“The immediate source of conflict in the region is
competition over resources.” (Rosenberg,
D. 2010. Governing the South China Sea: from freedom of the seas to ocean
enclosure movements. Harvard Asia Quarterly, 12(3), 4.). The
South China Sea contains large amount of proved and probable oil reserves, and
countries in this region and eager to extract these, which offer great economic
opportunity smaller nations like Malaysia, Vietnam, and energy security for
growing China’s economy. In December 2012, China’s National Energy
Administration named the disputed area as the “main offshore site” for natural
gas production, and a major Chinese energy company has already begun drilling
in deep water off the southern coast.
Approximately half a billion people living within 100 miles
of the South China Sea coastline; and the maritime trade flows through this
region has boomed leading to China and ASEAN nations increasing the
international trade. Providing passage for incoming commodities, the states of
Maritime Asia also have deeply interdependent trade relations among themselves.

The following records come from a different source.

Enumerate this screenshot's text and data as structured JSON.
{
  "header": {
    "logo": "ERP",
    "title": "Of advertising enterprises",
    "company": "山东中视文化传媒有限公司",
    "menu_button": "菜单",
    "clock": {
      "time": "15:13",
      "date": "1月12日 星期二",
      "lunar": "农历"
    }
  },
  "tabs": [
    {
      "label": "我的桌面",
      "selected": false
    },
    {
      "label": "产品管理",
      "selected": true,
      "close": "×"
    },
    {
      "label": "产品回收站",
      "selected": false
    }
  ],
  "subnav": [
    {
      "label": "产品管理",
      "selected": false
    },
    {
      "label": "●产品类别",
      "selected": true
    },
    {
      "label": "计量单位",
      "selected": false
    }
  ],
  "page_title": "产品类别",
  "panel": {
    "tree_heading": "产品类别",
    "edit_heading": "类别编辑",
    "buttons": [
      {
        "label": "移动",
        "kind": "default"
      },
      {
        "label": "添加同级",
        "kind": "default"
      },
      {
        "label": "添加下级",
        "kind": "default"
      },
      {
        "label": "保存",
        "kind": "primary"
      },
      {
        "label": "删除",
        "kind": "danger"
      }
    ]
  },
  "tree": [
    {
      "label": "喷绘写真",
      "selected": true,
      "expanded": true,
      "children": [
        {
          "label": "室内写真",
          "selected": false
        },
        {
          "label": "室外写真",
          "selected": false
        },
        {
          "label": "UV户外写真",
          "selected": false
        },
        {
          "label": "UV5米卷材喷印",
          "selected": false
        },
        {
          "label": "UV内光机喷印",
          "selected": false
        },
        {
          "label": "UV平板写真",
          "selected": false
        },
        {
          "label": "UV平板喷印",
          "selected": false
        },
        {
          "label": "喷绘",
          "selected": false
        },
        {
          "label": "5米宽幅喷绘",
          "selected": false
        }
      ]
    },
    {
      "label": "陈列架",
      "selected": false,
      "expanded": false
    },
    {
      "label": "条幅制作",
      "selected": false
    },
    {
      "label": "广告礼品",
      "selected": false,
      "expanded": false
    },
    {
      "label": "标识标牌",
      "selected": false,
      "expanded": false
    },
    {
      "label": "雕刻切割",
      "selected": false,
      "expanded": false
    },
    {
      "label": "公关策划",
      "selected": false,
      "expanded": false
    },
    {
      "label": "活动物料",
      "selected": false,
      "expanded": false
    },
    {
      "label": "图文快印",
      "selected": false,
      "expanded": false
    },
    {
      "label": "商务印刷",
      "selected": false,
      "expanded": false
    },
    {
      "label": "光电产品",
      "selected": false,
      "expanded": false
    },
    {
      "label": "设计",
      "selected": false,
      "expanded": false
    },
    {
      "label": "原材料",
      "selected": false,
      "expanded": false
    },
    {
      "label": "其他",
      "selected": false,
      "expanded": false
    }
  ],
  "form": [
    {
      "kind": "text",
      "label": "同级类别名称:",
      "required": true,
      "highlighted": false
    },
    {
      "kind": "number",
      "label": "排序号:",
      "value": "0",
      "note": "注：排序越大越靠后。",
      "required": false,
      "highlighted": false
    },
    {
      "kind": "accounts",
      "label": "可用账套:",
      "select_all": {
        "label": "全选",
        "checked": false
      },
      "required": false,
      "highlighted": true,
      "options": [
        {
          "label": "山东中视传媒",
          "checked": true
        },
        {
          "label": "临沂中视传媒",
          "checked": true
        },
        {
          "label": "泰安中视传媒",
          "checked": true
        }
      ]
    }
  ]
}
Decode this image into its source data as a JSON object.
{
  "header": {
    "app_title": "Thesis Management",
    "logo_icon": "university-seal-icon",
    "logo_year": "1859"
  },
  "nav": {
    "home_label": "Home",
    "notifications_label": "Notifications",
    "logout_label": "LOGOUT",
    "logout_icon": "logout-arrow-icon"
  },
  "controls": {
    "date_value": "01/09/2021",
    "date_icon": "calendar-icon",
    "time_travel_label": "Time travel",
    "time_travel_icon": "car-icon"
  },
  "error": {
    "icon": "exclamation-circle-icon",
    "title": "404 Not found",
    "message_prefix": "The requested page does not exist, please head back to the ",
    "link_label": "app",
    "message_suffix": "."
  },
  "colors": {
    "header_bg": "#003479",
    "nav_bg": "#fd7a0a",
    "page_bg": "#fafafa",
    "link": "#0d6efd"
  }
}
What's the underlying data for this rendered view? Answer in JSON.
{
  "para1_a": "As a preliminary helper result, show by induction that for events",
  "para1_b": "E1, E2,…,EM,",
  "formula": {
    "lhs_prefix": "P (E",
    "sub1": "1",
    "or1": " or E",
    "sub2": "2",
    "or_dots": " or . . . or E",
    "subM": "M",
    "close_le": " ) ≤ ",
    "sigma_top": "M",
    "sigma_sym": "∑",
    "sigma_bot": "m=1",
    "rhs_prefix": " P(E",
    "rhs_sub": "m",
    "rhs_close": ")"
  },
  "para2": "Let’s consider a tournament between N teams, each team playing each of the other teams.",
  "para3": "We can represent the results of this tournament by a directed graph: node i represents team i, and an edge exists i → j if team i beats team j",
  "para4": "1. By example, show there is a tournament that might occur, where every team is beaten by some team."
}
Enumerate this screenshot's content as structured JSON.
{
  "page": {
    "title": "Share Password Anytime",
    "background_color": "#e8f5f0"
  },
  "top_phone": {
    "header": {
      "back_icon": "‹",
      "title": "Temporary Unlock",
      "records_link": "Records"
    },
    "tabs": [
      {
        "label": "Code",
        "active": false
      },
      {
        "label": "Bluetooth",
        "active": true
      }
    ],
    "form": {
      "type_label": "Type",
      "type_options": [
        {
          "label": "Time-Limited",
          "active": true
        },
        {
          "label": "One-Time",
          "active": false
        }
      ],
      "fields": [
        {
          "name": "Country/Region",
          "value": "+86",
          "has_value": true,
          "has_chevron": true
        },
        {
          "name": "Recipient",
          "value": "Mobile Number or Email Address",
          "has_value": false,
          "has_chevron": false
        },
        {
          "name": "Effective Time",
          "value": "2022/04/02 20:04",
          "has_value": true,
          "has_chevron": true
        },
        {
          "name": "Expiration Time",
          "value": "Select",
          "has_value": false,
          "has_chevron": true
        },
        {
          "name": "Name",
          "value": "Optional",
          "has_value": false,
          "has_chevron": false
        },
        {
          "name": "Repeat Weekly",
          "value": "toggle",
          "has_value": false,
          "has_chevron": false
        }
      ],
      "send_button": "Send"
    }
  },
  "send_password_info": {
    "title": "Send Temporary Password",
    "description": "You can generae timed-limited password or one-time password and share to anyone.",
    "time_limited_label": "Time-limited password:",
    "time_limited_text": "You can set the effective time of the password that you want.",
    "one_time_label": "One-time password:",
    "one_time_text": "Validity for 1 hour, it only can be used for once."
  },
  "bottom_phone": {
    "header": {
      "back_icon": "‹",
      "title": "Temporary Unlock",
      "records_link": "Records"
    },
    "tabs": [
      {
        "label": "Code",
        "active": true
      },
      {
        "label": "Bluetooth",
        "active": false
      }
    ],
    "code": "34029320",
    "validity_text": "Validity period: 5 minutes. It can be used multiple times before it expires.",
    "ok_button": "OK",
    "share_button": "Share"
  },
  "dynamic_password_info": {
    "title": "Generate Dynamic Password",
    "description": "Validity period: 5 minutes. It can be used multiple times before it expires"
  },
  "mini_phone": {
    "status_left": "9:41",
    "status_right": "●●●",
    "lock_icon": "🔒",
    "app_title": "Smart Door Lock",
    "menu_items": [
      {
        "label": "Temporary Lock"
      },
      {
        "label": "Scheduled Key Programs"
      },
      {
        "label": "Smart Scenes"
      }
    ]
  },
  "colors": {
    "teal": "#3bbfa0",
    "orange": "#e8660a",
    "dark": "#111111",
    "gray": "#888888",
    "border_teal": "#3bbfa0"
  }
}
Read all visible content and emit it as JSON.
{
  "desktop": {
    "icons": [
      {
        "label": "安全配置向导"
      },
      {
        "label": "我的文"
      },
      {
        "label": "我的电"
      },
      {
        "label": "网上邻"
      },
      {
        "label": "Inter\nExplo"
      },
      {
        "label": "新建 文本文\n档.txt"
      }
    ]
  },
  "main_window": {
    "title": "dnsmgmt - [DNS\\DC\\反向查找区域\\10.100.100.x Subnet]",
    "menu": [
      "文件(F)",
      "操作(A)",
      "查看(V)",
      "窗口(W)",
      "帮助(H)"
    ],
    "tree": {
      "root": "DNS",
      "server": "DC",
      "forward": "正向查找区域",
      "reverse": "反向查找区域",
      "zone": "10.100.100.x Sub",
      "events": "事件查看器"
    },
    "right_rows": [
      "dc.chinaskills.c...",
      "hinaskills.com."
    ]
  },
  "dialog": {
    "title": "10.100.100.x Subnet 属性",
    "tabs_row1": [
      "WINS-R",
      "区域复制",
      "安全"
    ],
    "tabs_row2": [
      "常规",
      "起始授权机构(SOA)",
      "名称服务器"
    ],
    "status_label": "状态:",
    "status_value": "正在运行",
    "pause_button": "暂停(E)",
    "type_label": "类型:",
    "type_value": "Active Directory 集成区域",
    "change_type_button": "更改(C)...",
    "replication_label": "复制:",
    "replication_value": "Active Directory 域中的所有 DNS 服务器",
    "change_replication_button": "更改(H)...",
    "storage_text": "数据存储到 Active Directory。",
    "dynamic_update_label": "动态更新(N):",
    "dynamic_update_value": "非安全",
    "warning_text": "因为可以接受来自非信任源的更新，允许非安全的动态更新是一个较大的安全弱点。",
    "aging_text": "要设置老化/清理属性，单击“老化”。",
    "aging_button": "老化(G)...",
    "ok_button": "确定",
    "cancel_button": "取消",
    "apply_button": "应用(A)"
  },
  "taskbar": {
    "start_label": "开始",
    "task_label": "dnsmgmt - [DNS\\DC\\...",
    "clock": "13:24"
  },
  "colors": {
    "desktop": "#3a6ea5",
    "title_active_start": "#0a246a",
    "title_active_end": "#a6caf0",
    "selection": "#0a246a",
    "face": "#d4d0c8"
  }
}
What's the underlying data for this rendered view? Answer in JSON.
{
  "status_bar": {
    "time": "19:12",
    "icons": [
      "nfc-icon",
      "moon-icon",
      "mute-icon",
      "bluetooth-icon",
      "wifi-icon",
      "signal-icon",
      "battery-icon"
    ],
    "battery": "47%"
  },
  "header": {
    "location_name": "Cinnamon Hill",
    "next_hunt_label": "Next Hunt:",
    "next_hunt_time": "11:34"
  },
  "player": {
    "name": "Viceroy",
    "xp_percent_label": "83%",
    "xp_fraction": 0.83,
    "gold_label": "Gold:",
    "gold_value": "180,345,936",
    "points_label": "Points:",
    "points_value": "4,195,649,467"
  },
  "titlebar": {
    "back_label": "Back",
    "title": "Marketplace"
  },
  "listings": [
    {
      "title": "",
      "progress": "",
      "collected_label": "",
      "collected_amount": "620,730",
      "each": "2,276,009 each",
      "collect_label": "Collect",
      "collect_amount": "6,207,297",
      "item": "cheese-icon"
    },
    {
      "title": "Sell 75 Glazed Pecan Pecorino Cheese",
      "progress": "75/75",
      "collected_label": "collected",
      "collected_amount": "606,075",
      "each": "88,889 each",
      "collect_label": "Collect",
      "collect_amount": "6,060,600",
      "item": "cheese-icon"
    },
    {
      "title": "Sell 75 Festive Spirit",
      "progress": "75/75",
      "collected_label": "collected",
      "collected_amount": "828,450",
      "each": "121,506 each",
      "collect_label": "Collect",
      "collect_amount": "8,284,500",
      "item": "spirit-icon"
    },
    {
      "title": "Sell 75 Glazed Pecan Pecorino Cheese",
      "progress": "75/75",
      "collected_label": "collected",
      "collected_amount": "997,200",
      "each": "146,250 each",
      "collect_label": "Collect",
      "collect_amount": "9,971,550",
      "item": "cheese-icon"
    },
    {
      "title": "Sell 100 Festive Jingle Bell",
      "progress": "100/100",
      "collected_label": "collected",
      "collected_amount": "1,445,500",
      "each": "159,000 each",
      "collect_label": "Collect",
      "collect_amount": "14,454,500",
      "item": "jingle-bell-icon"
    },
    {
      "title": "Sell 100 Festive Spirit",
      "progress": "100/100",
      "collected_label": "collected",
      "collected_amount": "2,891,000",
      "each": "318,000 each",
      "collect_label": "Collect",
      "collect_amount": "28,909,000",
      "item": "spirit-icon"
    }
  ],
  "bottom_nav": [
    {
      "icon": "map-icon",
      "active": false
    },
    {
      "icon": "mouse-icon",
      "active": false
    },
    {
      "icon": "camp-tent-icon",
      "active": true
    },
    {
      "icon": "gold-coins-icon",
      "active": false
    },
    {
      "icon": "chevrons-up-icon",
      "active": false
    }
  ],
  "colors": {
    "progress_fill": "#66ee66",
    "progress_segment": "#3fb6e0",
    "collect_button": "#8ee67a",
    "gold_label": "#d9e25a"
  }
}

China and ASEAN, China and Japan, and Japan and ASEAN states have strong
relations. Especially, The China and ASEAN trade relationship is strongest.
The United States has treaty allies in the region, sends
ships through the South China Sea regularly. It more to do with “returning to
Asia” a policy by Obama to reinsert US power in Asia.
The US played an indirect but important role in advocating
Manila’s decision to go to the Permanent Court of Arbitration (resolving disputes between member
states, international organizations)
over Chinese claims and actions in the South China Sea. And also, no vital US
interest has been compromised. Shipping continues uninterrupted, while the
United States ignores its requirement for prior approval for military
operations in China’s exclusive economic zone. The US Navy and Air Force
continues to sail, fly and operate where international law permits.
Donald Trump’s nominee for Secretary of State Rex Tillerson said the US should “send China a clear
signal that, first, the island-building stops, and second, your access to those
islands also is not going to be allowed.”. The
Chinese having difficulty understanding why the US takes a stand on the issue
and also they want to see the US abandon the South China Sea and withdraw from
the western Pacific. This region has become important to the US because of
China’s challenge to the liberal rules-based order that America has promoted
since the Pacific war. To maintain its geopolitical position in the western
Pacific, the US is need to defend the regional alliance system, and encourage
local states who are concerned about China’s intentions. Leaving this region to
China would weaken that alliance system and America’s presence in the western
Pacific. China would become the dominant power in the area and regional countries
would gravitate towards it.
Some say that the U.S. facing a dilemma and tough balancing
act in the region. Because some countries in ASEAN would like to play more
forceful role to counter China, and some others want to decrease U.S.